Aux États-Unis les citoyens, du moins dans certains États, sont libres de posséder et d’utiliser des armes à feu, dans des conditions en général précises. En Suisse les armes sont à usage purement militaire : en cas de conflit armé, ou de simples manœuvres, les citoyens-soldats sont immédiatement mobilisés et se rendent au poste qui leur a été assigné avec l’arme qu’ils gardent et entretiennent à la maison. Pour autant l’armée suisse n’est pas une armée d’opérette, on dit qu’Hitler n’a pas voulu s’y frotter car il aurait dû mobiliser plusieurs divisions.
Mais, en dehors de cette face militaire, il y a chez les Suisses une volonté inébranlable de ne pas s’en laisser compter. À tort ou à raison, ils refusent de suivre des modes qui leur paraissent contraires à leur sens très poussé de la démocratie. Ils ne confient à aucun parlement, aucune autorité publique, aucun média, le soin de régler les affaires communes, ils veulent être consultés, ou provoquer des consultations. Cette démocratie directe, référendaire, peut passer pour une rémanence médiévale, mais elle peut aussi servir de modèle démocratique.
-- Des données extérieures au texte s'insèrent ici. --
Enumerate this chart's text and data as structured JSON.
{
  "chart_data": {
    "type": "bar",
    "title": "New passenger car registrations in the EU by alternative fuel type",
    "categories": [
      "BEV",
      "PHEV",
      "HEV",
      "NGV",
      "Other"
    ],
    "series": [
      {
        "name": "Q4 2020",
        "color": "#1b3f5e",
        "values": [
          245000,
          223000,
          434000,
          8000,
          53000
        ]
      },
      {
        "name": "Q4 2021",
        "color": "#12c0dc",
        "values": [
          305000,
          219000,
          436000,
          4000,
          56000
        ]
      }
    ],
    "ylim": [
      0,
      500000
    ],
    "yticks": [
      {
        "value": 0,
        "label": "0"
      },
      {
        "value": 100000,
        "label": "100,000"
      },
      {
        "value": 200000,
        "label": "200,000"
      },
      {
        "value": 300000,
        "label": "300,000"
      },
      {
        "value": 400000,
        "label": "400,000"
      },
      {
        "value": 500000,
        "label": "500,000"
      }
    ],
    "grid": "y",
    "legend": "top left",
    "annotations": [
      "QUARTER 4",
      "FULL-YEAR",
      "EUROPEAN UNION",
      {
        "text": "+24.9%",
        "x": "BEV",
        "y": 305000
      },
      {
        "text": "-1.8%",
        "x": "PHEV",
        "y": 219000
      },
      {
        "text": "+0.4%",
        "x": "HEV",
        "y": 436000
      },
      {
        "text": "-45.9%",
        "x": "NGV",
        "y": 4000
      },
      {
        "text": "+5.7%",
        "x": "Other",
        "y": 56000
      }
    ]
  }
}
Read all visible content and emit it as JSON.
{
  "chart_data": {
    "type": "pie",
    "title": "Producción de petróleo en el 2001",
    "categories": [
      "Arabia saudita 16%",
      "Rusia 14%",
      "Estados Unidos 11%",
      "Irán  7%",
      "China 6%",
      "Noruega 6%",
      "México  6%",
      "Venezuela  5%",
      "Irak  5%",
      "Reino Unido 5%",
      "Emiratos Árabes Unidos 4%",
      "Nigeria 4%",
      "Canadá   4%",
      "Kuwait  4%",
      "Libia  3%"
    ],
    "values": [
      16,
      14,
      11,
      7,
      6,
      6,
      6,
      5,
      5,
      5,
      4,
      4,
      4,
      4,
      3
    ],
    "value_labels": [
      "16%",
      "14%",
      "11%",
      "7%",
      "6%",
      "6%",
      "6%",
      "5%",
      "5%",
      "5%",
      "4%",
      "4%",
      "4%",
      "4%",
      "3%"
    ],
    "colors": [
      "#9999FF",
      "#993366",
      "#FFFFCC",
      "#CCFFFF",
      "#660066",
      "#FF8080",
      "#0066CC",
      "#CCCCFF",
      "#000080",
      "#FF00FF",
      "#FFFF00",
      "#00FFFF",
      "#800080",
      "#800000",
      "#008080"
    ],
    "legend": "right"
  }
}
La votation a été rejetée par 56% des votants, eux-mêmes 50% de la population. Les votes ont été très différents entre cantons francophones (Genève, Vaud, Jura) et les cantons alémaniques. C’est dire que le fédéralisme est aussi une réalité dans ce pays. La Suisse n’est pas une réserve d’indiens, ce serait plutôt un pôle d’excellence démocratique. À nos yeux les Suisses ne sont pas des demeurés, mais des fidèles : nuance.